We developed the MIS software tool in the MATLAB R2017 environment. It consists of a GUI window in which the user can see a 3D DICOM image in the axial, coronal, and sagittal views. Also, the user can choose the region of interest in each slice by multiple mouse selections. The software took advantage of a semi-automated segmentation algorithm which consists of the thresholding and connected-component analysis steps[12]. It can determine the local connected region to a seed point, chosen by the user, through a gray-level similarity criterion. The source codes (in the MATLAB environment), compiled executable file, and pictorial user manual of MIS are publicly available in: https://doi.org/10.6084/m9.figshare.6289085 (with the Figshare Repository).

CTA measurements

We provided five measurements for each PE-CTA image, as follows: RV/LV Ratio: The right ventricular (RV) failure is one of the most important causes of early death after PE[13]. CTA enables the radiologist to assess RV dysfunction by calculating the ratio of RV to left ventricular (LV) diameter (called RV/LV ratio) in the reconstructed four-chamber views. Reflux into IVC: Reflux of the contrast material into the inferior vena cava (IVC), which can be observed in CTA images, is associated with right heart failure due to PE[14]. Straight Septum & PA Diameter: Severe PE increases the right heart pressure. In this case, the interventricular septum may be abnormally shifted toward the left ventricle[15]; and also, the diameter of the main pulmonary artery (lateral to the ascending aorta and at the level of its bifurcation) may be increased[16]. Q-score: After image segmentation, we assessed the arterial clots of each subject according to the Qanadli scoring system (Q-score). Generally, the Q-score is computed as the superposition where n indicates the total number of proximal clot sites and d determines the obstruction index of the k-th one. In more detail, in the left lung, the upper, lingual, and lower lobar arteries are branched into three (apical, posterior, and anterior), two (superior and inferior), and five (superior, medial, lateral, posterior, and anterior) segments, respectively.
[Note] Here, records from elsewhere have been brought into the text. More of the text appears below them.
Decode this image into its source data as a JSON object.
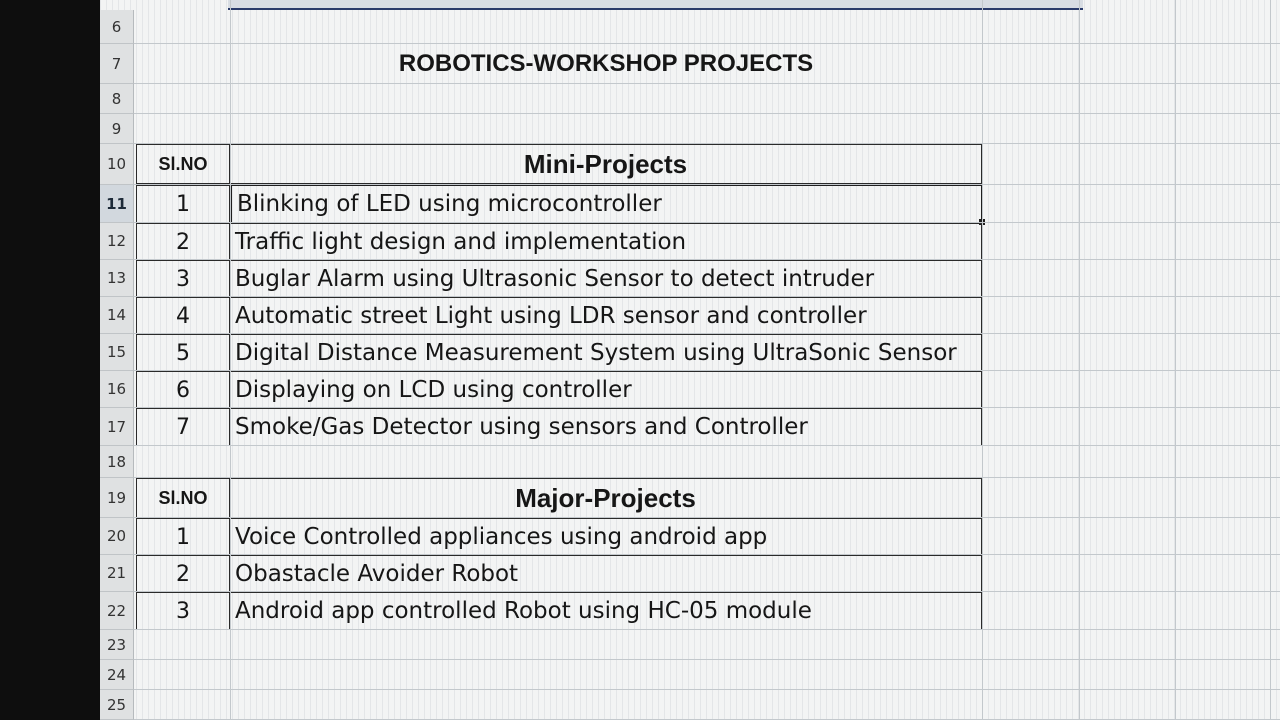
{
  "sheet": {
    "title": "ROBOTICS-WORKSHOP PROJECTS",
    "row_numbers": [
      "6",
      "7",
      "8",
      "9",
      "10",
      "11",
      "12",
      "13",
      "14",
      "15",
      "16",
      "17",
      "18",
      "19",
      "20",
      "21",
      "22",
      "23",
      "24",
      "25"
    ],
    "active_row": "11",
    "mini": {
      "sl_header": "Sl.NO",
      "header": "Mini-Projects",
      "rows": [
        {
          "no": "1",
          "name": "Blinking of LED using microcontroller"
        },
        {
          "no": "2",
          "name": "Traffic light design and implementation"
        },
        {
          "no": "3",
          "name": "Buglar Alarm using Ultrasonic Sensor to detect intruder"
        },
        {
          "no": "4",
          "name": "Automatic street Light using LDR sensor and controller"
        },
        {
          "no": "5",
          "name": "Digital Distance Measurement System using UltraSonic Sensor"
        },
        {
          "no": "6",
          "name": "Displaying on LCD using controller"
        },
        {
          "no": "7",
          "name": "Smoke/Gas Detector using sensors and Controller"
        }
      ]
    },
    "major": {
      "sl_header": "Sl.NO",
      "header": "Major-Projects",
      "rows": [
        {
          "no": "1",
          "name": "Voice Controlled appliances using android app"
        },
        {
          "no": "2",
          "name": "Obastacle Avoider Robot"
        },
        {
          "no": "3",
          "name": "Android app controlled Robot using HC-05 module"
        }
      ]
    }
  }
}
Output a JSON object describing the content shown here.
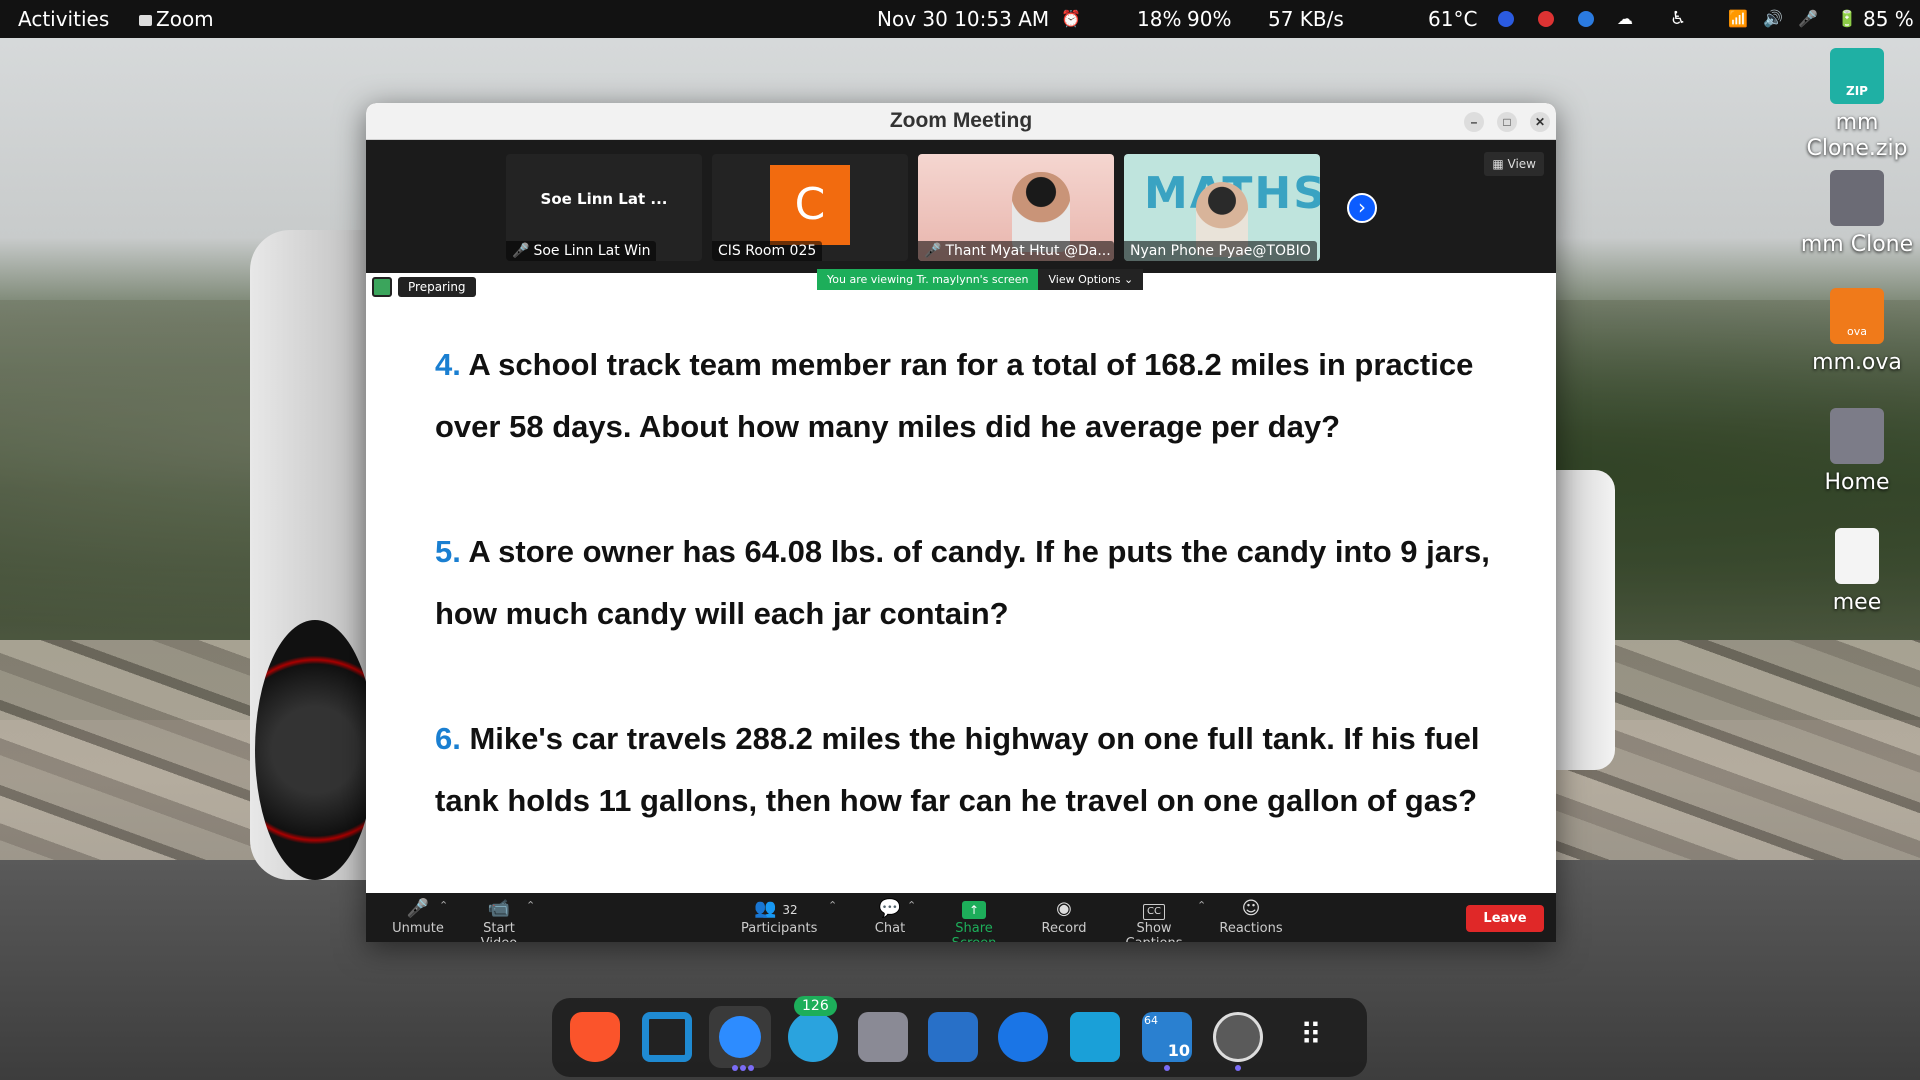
{
  "topbar": {
    "activities": "Activities",
    "app_name": "Zoom",
    "datetime": "Nov 30  10:53 AM",
    "cpu": "18%",
    "mem": "90%",
    "net": "57 KB/s",
    "temp": "61°C",
    "battery": "85 %"
  },
  "desktop": {
    "icons": [
      {
        "label": "mm\nClone.zip",
        "icon": "zip-icon"
      },
      {
        "label": "mm Clone",
        "icon": "folder-icon"
      },
      {
        "label": "mm.ova",
        "icon": "ova-icon"
      },
      {
        "label": "Home",
        "icon": "home-folder-icon"
      },
      {
        "label": "mee",
        "icon": "document-icon"
      }
    ],
    "zip_badge": "ZIP",
    "ova_badge": "ova"
  },
  "zoom": {
    "title": "Zoom Meeting",
    "view_label": "View",
    "participants": [
      {
        "title": "Soe Linn Lat ...",
        "name": "Soe Linn Lat Win",
        "muted": true
      },
      {
        "avatar_letter": "C",
        "name": "CIS Room 025",
        "muted": false
      },
      {
        "name": "Thant Myat Htut @Da...",
        "muted": true
      },
      {
        "name": "Nyan Phone Pyae@TOBIO",
        "muted": false
      }
    ],
    "preparing": "Preparing",
    "viewing_banner": "You are viewing Tr. maylynn's screen",
    "view_options": "View Options",
    "maths_text": "MATHS",
    "questions": [
      {
        "num": "4.",
        "text": " A school track team member ran for a total of 168.2 miles in practice over 58 days. About how many miles did he average per day?"
      },
      {
        "num": "5.",
        "text": " A store owner has 64.08 lbs. of candy. If he puts the candy into 9 jars, how much candy will each jar contain?"
      },
      {
        "num": "6.",
        "text": " Mike's car travels 288.2 miles the highway on one full tank. If his fuel tank holds 11 gallons, then how far can he travel on one gallon of gas?"
      }
    ],
    "toolbar": {
      "unmute": "Unmute",
      "start_video": "Start Video",
      "participants": "Participants",
      "participants_count": "32",
      "chat": "Chat",
      "share_screen": "Share Screen",
      "record": "Record",
      "show_captions": "Show Captions",
      "reactions": "Reactions",
      "leave": "Leave"
    }
  },
  "dock": {
    "telegram_badge": "126",
    "app_badge_64": "64",
    "app_badge_10": "10"
  }
}
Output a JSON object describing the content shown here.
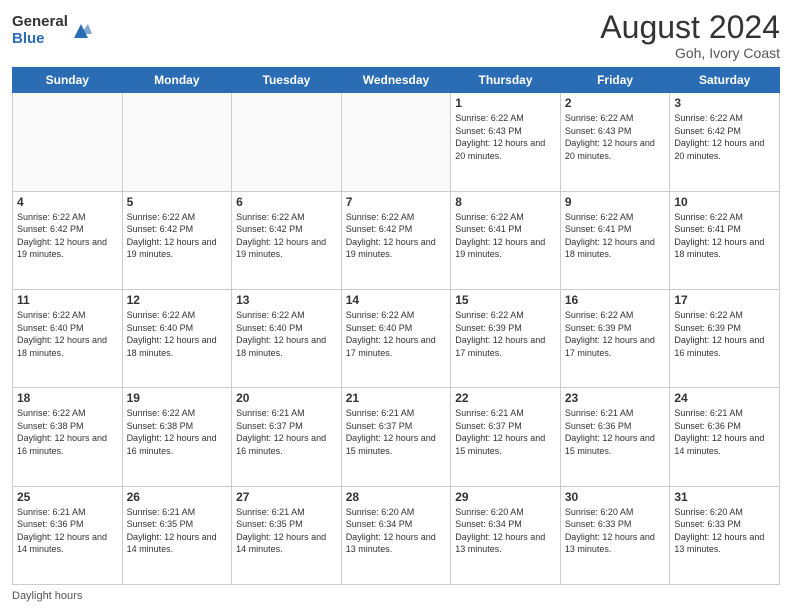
{
  "logo": {
    "general": "General",
    "blue": "Blue"
  },
  "title": "August 2024",
  "location": "Goh, Ivory Coast",
  "days_of_week": [
    "Sunday",
    "Monday",
    "Tuesday",
    "Wednesday",
    "Thursday",
    "Friday",
    "Saturday"
  ],
  "footer": {
    "daylight_label": "Daylight hours"
  },
  "weeks": [
    [
      {
        "day": "",
        "empty": true
      },
      {
        "day": "",
        "empty": true
      },
      {
        "day": "",
        "empty": true
      },
      {
        "day": "",
        "empty": true
      },
      {
        "day": "1",
        "sunrise": "Sunrise: 6:22 AM",
        "sunset": "Sunset: 6:43 PM",
        "daylight": "Daylight: 12 hours and 20 minutes."
      },
      {
        "day": "2",
        "sunrise": "Sunrise: 6:22 AM",
        "sunset": "Sunset: 6:43 PM",
        "daylight": "Daylight: 12 hours and 20 minutes."
      },
      {
        "day": "3",
        "sunrise": "Sunrise: 6:22 AM",
        "sunset": "Sunset: 6:42 PM",
        "daylight": "Daylight: 12 hours and 20 minutes."
      }
    ],
    [
      {
        "day": "4",
        "sunrise": "Sunrise: 6:22 AM",
        "sunset": "Sunset: 6:42 PM",
        "daylight": "Daylight: 12 hours and 19 minutes."
      },
      {
        "day": "5",
        "sunrise": "Sunrise: 6:22 AM",
        "sunset": "Sunset: 6:42 PM",
        "daylight": "Daylight: 12 hours and 19 minutes."
      },
      {
        "day": "6",
        "sunrise": "Sunrise: 6:22 AM",
        "sunset": "Sunset: 6:42 PM",
        "daylight": "Daylight: 12 hours and 19 minutes."
      },
      {
        "day": "7",
        "sunrise": "Sunrise: 6:22 AM",
        "sunset": "Sunset: 6:42 PM",
        "daylight": "Daylight: 12 hours and 19 minutes."
      },
      {
        "day": "8",
        "sunrise": "Sunrise: 6:22 AM",
        "sunset": "Sunset: 6:41 PM",
        "daylight": "Daylight: 12 hours and 19 minutes."
      },
      {
        "day": "9",
        "sunrise": "Sunrise: 6:22 AM",
        "sunset": "Sunset: 6:41 PM",
        "daylight": "Daylight: 12 hours and 18 minutes."
      },
      {
        "day": "10",
        "sunrise": "Sunrise: 6:22 AM",
        "sunset": "Sunset: 6:41 PM",
        "daylight": "Daylight: 12 hours and 18 minutes."
      }
    ],
    [
      {
        "day": "11",
        "sunrise": "Sunrise: 6:22 AM",
        "sunset": "Sunset: 6:40 PM",
        "daylight": "Daylight: 12 hours and 18 minutes."
      },
      {
        "day": "12",
        "sunrise": "Sunrise: 6:22 AM",
        "sunset": "Sunset: 6:40 PM",
        "daylight": "Daylight: 12 hours and 18 minutes."
      },
      {
        "day": "13",
        "sunrise": "Sunrise: 6:22 AM",
        "sunset": "Sunset: 6:40 PM",
        "daylight": "Daylight: 12 hours and 18 minutes."
      },
      {
        "day": "14",
        "sunrise": "Sunrise: 6:22 AM",
        "sunset": "Sunset: 6:40 PM",
        "daylight": "Daylight: 12 hours and 17 minutes."
      },
      {
        "day": "15",
        "sunrise": "Sunrise: 6:22 AM",
        "sunset": "Sunset: 6:39 PM",
        "daylight": "Daylight: 12 hours and 17 minutes."
      },
      {
        "day": "16",
        "sunrise": "Sunrise: 6:22 AM",
        "sunset": "Sunset: 6:39 PM",
        "daylight": "Daylight: 12 hours and 17 minutes."
      },
      {
        "day": "17",
        "sunrise": "Sunrise: 6:22 AM",
        "sunset": "Sunset: 6:39 PM",
        "daylight": "Daylight: 12 hours and 16 minutes."
      }
    ],
    [
      {
        "day": "18",
        "sunrise": "Sunrise: 6:22 AM",
        "sunset": "Sunset: 6:38 PM",
        "daylight": "Daylight: 12 hours and 16 minutes."
      },
      {
        "day": "19",
        "sunrise": "Sunrise: 6:22 AM",
        "sunset": "Sunset: 6:38 PM",
        "daylight": "Daylight: 12 hours and 16 minutes."
      },
      {
        "day": "20",
        "sunrise": "Sunrise: 6:21 AM",
        "sunset": "Sunset: 6:37 PM",
        "daylight": "Daylight: 12 hours and 16 minutes."
      },
      {
        "day": "21",
        "sunrise": "Sunrise: 6:21 AM",
        "sunset": "Sunset: 6:37 PM",
        "daylight": "Daylight: 12 hours and 15 minutes."
      },
      {
        "day": "22",
        "sunrise": "Sunrise: 6:21 AM",
        "sunset": "Sunset: 6:37 PM",
        "daylight": "Daylight: 12 hours and 15 minutes."
      },
      {
        "day": "23",
        "sunrise": "Sunrise: 6:21 AM",
        "sunset": "Sunset: 6:36 PM",
        "daylight": "Daylight: 12 hours and 15 minutes."
      },
      {
        "day": "24",
        "sunrise": "Sunrise: 6:21 AM",
        "sunset": "Sunset: 6:36 PM",
        "daylight": "Daylight: 12 hours and 14 minutes."
      }
    ],
    [
      {
        "day": "25",
        "sunrise": "Sunrise: 6:21 AM",
        "sunset": "Sunset: 6:36 PM",
        "daylight": "Daylight: 12 hours and 14 minutes."
      },
      {
        "day": "26",
        "sunrise": "Sunrise: 6:21 AM",
        "sunset": "Sunset: 6:35 PM",
        "daylight": "Daylight: 12 hours and 14 minutes."
      },
      {
        "day": "27",
        "sunrise": "Sunrise: 6:21 AM",
        "sunset": "Sunset: 6:35 PM",
        "daylight": "Daylight: 12 hours and 14 minutes."
      },
      {
        "day": "28",
        "sunrise": "Sunrise: 6:20 AM",
        "sunset": "Sunset: 6:34 PM",
        "daylight": "Daylight: 12 hours and 13 minutes."
      },
      {
        "day": "29",
        "sunrise": "Sunrise: 6:20 AM",
        "sunset": "Sunset: 6:34 PM",
        "daylight": "Daylight: 12 hours and 13 minutes."
      },
      {
        "day": "30",
        "sunrise": "Sunrise: 6:20 AM",
        "sunset": "Sunset: 6:33 PM",
        "daylight": "Daylight: 12 hours and 13 minutes."
      },
      {
        "day": "31",
        "sunrise": "Sunrise: 6:20 AM",
        "sunset": "Sunset: 6:33 PM",
        "daylight": "Daylight: 12 hours and 13 minutes."
      }
    ]
  ]
}
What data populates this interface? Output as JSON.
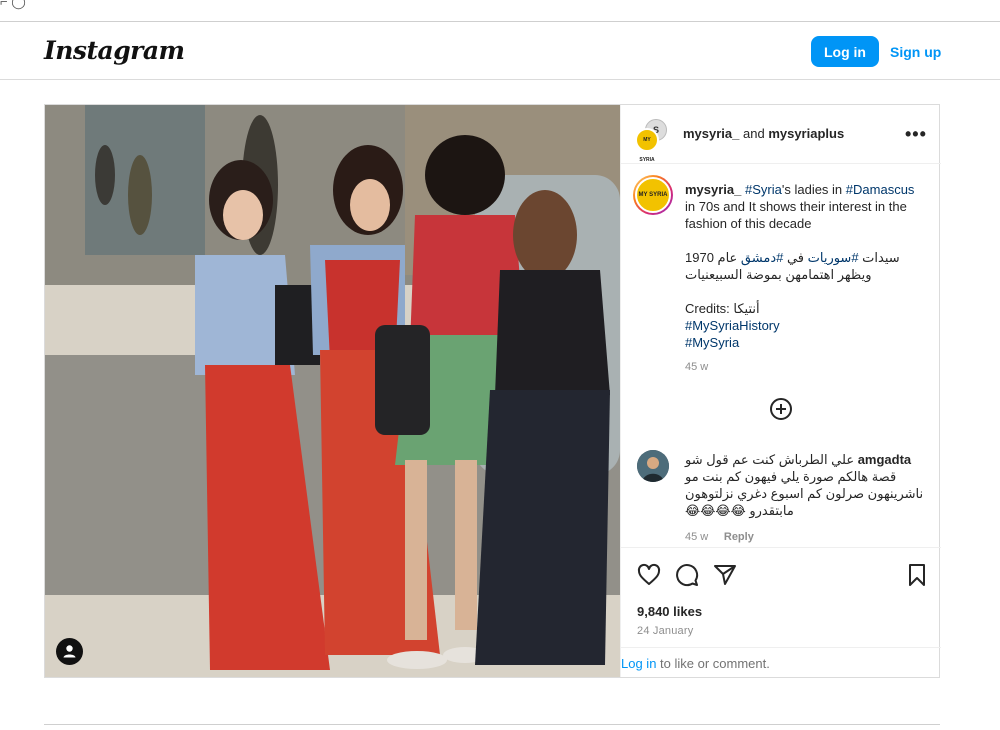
{
  "browser": {
    "stub": "⌐ ◯"
  },
  "header": {
    "logo": "Instagram",
    "login_label": "Log in",
    "signup_label": "Sign up"
  },
  "post": {
    "authors": {
      "user1": "mysyria_",
      "joiner": " and ",
      "user2": "mysyriaplus"
    },
    "avatar_text": "MY SYRIA",
    "avatar_back_text": "S",
    "caption": {
      "username": "mysyria_",
      "tag_syria": "#Syria",
      "text1": "'s ladies in ",
      "tag_damascus": "#Damascus",
      "text2": " in 70s and It shows their interest in the fashion of this decade",
      "ar_line1_a": "سيدات ",
      "ar_tag_syrians": "#سوريات",
      "ar_line1_b": " في ",
      "ar_tag_dimashq": "#دمشق",
      "ar_line1_c": " عام 1970",
      "ar_line2": "ويظهر اهتمامهن بموضة السبيعنيات",
      "credits": "Credits: أنتيكا",
      "tag_history": "#MySyriaHistory",
      "tag_mysyria": "#MySyria",
      "time": "45 w"
    },
    "comment": {
      "username": "amgadta",
      "text": " علي الطرباش كنت عم قول شو قصة هالكم صورة يلي فيهون كم بنت مو ناشرينهون صرلون كم اسبوع دغري نزلتوهون مابتقدرو 😂😂😂😂",
      "time": "45 w",
      "reply_label": "Reply"
    },
    "likes": "9,840 likes",
    "date": "24 January",
    "cta_link": "Log in",
    "cta_text": " to like or comment."
  },
  "colors": {
    "accent": "#0095f6",
    "tag": "#00376b",
    "muted": "#8e8e8e"
  },
  "icons": [
    "more-icon",
    "add-comment-icon",
    "heart-icon",
    "comment-icon",
    "share-icon",
    "bookmark-icon",
    "user-tag-icon"
  ]
}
Similarly, the lobar arteries of the right lung are also separated into 10 segments, in the same manner. Thus, as illustrated in Fig. 2, we totally have n=20 segments in both lungs. For the k-th segment (k=1,2,…,n), d is set equal to 0, 1, and 2 for the clot-free, partial obstruction, and total occlusion situations, respectively[17]. Once there is an embolus in the most proximal arterial level, its corresponding index is computed as the superposition of the obstruction indices of all segmental arteries arising distally. For example, Fig. 2 illustrates the obstruction indices of all arterial segments in the left and right lungs of Patient16. The Q-score can be used for prognosis evaluation, treatment-reply, and determining the anti-coagulant treatment period[18]. Also, the patients with larger Q-scores than 18 have high mortality and morbidity rates[19].
Figure 2

Sample Q-Score computation.

The arterial segments of the left and right lungs of Patient16 (used for Q-score computation) are illustrated as an example. The obstruction index of each segment is indicated in the figure. The total Q-score (i.e. 19) was computed as the superposition of all the obstruction indices.

Data Records

All data records described in this paper are available on the Figshare Repository, organized in 35 different patients (Patient01 to Patient35, Data Citation 1) and one ground-truth archive (Ground Truth, Data Citation 1). Each patient archive includes all slices of the corresponding 3D CTA image (stored in the DICOM file format) while the ground-truth archive consists of all the 3D ground-truth images of FUMPE in the MAT file format. MAT files can be simply loaded to the MATLAB programming environment by using the function load. In every ground-truth image, the foreground and background voxels were indicated by the gray-levels 1 and 0, respectively.

Technical Validation

Each image was visually checked by an experienced CT technologist to be artifact-free and have sufficient contrast for image analysis. If the image quality was not acceptable, he repeated the image acquisition process.

Summary of the dataset

Table 1 reports the characteristics of all CTA images of the proposed dataset including the subject gender and age, DVT test, slice thickness and interval, range of the tube current, imaging direction, number of slices, number of PE regions in the main arteries, and that in the peripheral arteries. FUMPE includes the PE-CTA images of 17 male and 18 female patients (aged 24-82 years). In addition, from among all FUMPE images (with totally 8792 slices), only Patient24 and Patient32 have no PE-clots (false positives) in both the main and peripheral arteries. For example, Fig. 3 illustrates the source and ground-truth images of the 77th, 80th, 106th, 116th, 119th, 133th, 139th, and 151th slices of Patient16. Note that here, all PE regions of the ground-truth were indicated by the semi-transparent green color over the source image for better visual inspection. Also, the size of PE regions was significantly various from few to hundreds of voxels.
Figure 3

A sample CTA image of FUMPE.

Including the source (left-hand side in each pair) and ground-truth (right-hand side in the same pair) images corresponding to the (a) 77th, (b) 80th, (c) 106th, (d) 116th, (e) 119th, (f) 133th, (g) 139th, and (h) 151th slices of Patient16.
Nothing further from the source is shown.